Bazıları Noel’i neden kutluyor?
İsa peygamberin de söylediği gibi vermek de almak da insanı mutlu eder. Vermekten kaynaklanan sevinci tatmak isteyen birçokları hediye vermenin Noel ve yılbaşı döneminin vazgeçilmezi olduğunu düşünüyor. Örneğin bir ankete göre, ekonomik krize rağmen geçen yıl İrlanda’da her aile Noel hediyeleri için 500 euronun üzerinde harcama yapmayı düşünüyordu.
Bunun başarılması neden zor?
Birçokları Noel’de hediye vermenin insanı mutlu etmekten çok, stres yarattığını düşünüyor. Neden? Pek çok insan kendini mali gücünün yetmeyeceği hediyeler almaya mecbur hissediyor. Herkes aynı dönemde hediye aldığından, alışveriş yapanların oluşturduğu uzun kuyruklar ve kalabalık insanları çileden çıkarıyor.
Kutsal Kitaptaki hangi ilkeler yardım edebilir?
İsa “Vermeyi alışkanlık edinin” dedia (Luka 6:38). O hediye vermeyi insanların hediye beklediği, yılın belli bir dönemiyle sınırlamadı. Takipçilerine, içlerinden gelerek hediye vermelerini ve bunu alışkanlık edinip yaşam tarzı haline getirmelerini söyledi.
“Gönülsüzce ya da zorlamayla değil, herkes yüreğinde kararlaştırdığı gibi versin, çünkü Tanrı sevinçle vereni sever” (2. Korintoslular 9:7).

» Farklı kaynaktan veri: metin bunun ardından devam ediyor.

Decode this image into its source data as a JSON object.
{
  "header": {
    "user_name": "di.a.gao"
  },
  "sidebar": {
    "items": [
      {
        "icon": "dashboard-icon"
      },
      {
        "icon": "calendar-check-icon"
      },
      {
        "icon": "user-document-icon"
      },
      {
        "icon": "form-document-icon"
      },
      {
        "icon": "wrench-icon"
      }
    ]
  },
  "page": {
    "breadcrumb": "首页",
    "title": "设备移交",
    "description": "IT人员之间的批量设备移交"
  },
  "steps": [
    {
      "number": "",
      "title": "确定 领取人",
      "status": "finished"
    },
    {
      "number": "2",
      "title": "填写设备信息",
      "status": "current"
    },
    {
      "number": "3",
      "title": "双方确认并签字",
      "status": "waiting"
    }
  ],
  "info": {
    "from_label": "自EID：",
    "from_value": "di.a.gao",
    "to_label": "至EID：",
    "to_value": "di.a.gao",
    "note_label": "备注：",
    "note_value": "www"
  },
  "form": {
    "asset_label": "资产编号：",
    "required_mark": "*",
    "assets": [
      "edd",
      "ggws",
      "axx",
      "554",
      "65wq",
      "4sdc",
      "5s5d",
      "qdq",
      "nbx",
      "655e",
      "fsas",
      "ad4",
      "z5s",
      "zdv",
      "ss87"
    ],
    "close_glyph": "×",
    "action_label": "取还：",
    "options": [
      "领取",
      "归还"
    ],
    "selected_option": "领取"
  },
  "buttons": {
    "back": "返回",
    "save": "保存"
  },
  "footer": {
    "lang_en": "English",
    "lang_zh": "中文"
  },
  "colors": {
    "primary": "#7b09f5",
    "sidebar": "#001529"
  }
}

Kutsal Kitabı açıklayan bir kaynak, bu sözler hakkında şöyle diyor: “Hiçbir şey ‘zorlamayla’, yani kişi kendini mecbur hissettiği için verilmemeli.” “Sevinçle veren” biri, belli bir kişiye belli bir zamanda belli bir hediye verme zorunluluğu hissetmez; oysa genelde Noel’de böyle bir zorunluluk hissedilir.
“Kişi vermeye istekliyse bağışı özellikle makbuldür ve ondan beklenen, sahip olmadığı şeylere göre değil, sahip olduğu şeylere göre vermesidir” (2. Korintoslular 8:12). Yaratıcımız bizden borca girerek pahalı hediyeler almamızı talep etmez. Tersine bir kişi “sahip olduğu şeylere göre” verirse, bu hem yerindedir hem de “özellikle makbuldür.” Bu düşünce, bayram dönemlerinde reklamı yapılan “Şimdi al, sonra öde” kampanyalarına ne kadar da zıt!
a Bazı Kutsal Kitap çevirilerinde bu ifade sadece “Verin” olarak tercüme edilir. Bununla birlikte orijinal Yunancada bu fiil devam eden bir eyleme işaret eder. İsa’nın kullandığı kelimenin tam anlamını vermek için Yeni Dünya Çevirisi’nde bu ifade “Vermeyi alışkanlık edinin” olarak tercüme edilmiştir.